Während der Schuldige ‘mit dem Kläger unterwegs zum Gericht war’, sollte er sich bemühen, die Angelegenheit außergerichtlich beizulegen. Wenn er seinen Fehler zugeben und sein Bedauern und seinen Wunsch ausdrücken würde, die Sache wiedergutzumachen, wäre der Kläger wahrscheinlich geneigt, Barmherzigkeit walten zu lassen, und würde vielleicht sogar Bedingungen zustimmen, die der Schuldige ohne ungebührliche Härte erfüllen könnte.
Den praktischen Grund für eine schnelle Beilegung einer solchen Sache nannte Jesus mit den Worten: „... damit der Kläger dich nicht etwa dem Richter übergebe und der Richter dem Gerichtsdiener und du ins Gefängnis geworfen werdest“ (Matth. 5:25b).
Wenn der Fall einmal vor Gericht war und der Angeklagte für schuldig befunden wurde, aber seine Schuld nicht zahlen konnte, so konnte ihn der Richter einem „Gerichtsdiener“ übergeben. Dieser Beamte warf dann den Schuldigen ins Gefängnis. Für wie lange?
Jesus erklärte: „Ich sage es dir als Tatsache: Du wirst von dort bestimmt nicht herauskommen, bis du die letzte Münze von sehr geringem Wert zurückgezahlt hast“ (Matth. 5:26). Nach dem griechischen Text des Matthäus würde die Gefängnisstrafe so lange dauern, bis der letzte kodrantes oder „Quadrant“ — eine Münze im Werte eines Vierundsechzigstels des gewöhnlichen Tagelohns eines Landarbeiters — zurückgezahlt werde. Wenn nicht jemand kam und die Schuld des Gefangenen beglich, konnte es sein, daß dieser lange Zeit im Gefängnis verbrachte.

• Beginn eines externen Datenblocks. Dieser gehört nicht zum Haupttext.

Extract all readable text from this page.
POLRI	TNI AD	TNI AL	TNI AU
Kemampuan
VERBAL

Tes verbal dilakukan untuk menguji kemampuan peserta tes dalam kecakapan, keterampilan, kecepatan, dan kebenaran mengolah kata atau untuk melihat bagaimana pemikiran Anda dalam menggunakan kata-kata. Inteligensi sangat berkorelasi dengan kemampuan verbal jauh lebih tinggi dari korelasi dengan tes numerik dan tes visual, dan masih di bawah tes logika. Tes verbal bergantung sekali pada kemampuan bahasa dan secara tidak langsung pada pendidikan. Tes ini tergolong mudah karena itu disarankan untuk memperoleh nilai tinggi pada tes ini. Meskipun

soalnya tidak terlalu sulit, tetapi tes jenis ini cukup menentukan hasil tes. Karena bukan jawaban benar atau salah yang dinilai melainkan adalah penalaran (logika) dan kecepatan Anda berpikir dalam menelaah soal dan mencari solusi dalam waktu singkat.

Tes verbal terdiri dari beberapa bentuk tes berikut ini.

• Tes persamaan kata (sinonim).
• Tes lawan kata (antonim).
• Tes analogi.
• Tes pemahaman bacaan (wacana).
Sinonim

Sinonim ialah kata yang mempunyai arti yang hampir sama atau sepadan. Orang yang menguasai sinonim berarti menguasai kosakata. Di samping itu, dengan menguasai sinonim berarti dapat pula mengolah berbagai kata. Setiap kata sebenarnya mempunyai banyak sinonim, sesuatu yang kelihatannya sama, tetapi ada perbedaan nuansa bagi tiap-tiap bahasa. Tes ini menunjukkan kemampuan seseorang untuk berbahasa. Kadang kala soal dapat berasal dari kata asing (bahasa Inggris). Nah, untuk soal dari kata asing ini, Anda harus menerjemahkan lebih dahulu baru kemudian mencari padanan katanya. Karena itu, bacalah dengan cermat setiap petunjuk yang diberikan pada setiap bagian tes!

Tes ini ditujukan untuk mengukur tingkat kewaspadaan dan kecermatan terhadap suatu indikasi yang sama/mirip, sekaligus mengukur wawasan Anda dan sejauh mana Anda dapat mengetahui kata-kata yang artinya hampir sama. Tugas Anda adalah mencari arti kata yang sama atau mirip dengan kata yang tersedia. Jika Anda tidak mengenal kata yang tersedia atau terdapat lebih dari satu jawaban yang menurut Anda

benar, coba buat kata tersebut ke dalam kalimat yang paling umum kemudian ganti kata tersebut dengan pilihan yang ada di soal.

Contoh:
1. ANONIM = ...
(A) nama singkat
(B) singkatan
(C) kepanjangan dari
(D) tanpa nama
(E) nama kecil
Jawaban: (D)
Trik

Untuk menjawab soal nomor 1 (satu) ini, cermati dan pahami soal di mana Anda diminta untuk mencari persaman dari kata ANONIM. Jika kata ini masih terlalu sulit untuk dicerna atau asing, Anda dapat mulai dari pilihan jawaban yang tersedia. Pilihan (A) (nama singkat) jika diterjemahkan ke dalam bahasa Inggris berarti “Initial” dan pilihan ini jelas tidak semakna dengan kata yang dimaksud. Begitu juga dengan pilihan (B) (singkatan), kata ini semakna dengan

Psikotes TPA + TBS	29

Wer Gott auf wohlgefällige Weise anbeten möchte, sollte seinen Nächsten richtig behandeln. Der Apostel Paulus riet seinen Glaubensbrüdern: „Trefft ... diese eure Entscheidung: einem Bruder keine Ursache des Strauchelns zu geben, noch ihm einen Fallstrick zu legen“ (Röm. 14:13). Ist eine solche Ursache des Strauchelns entstanden, so sollte ein Christ an Jesu Aufforderung denken, sich mit dem Betreffenden „eilends zu verständigen“ (Matth. 5:25). Denn Jehova sagt: „An liebender Güte habe ich Gefallen gefunden und nicht am Schlachtopfer“ (Hos. 6:6).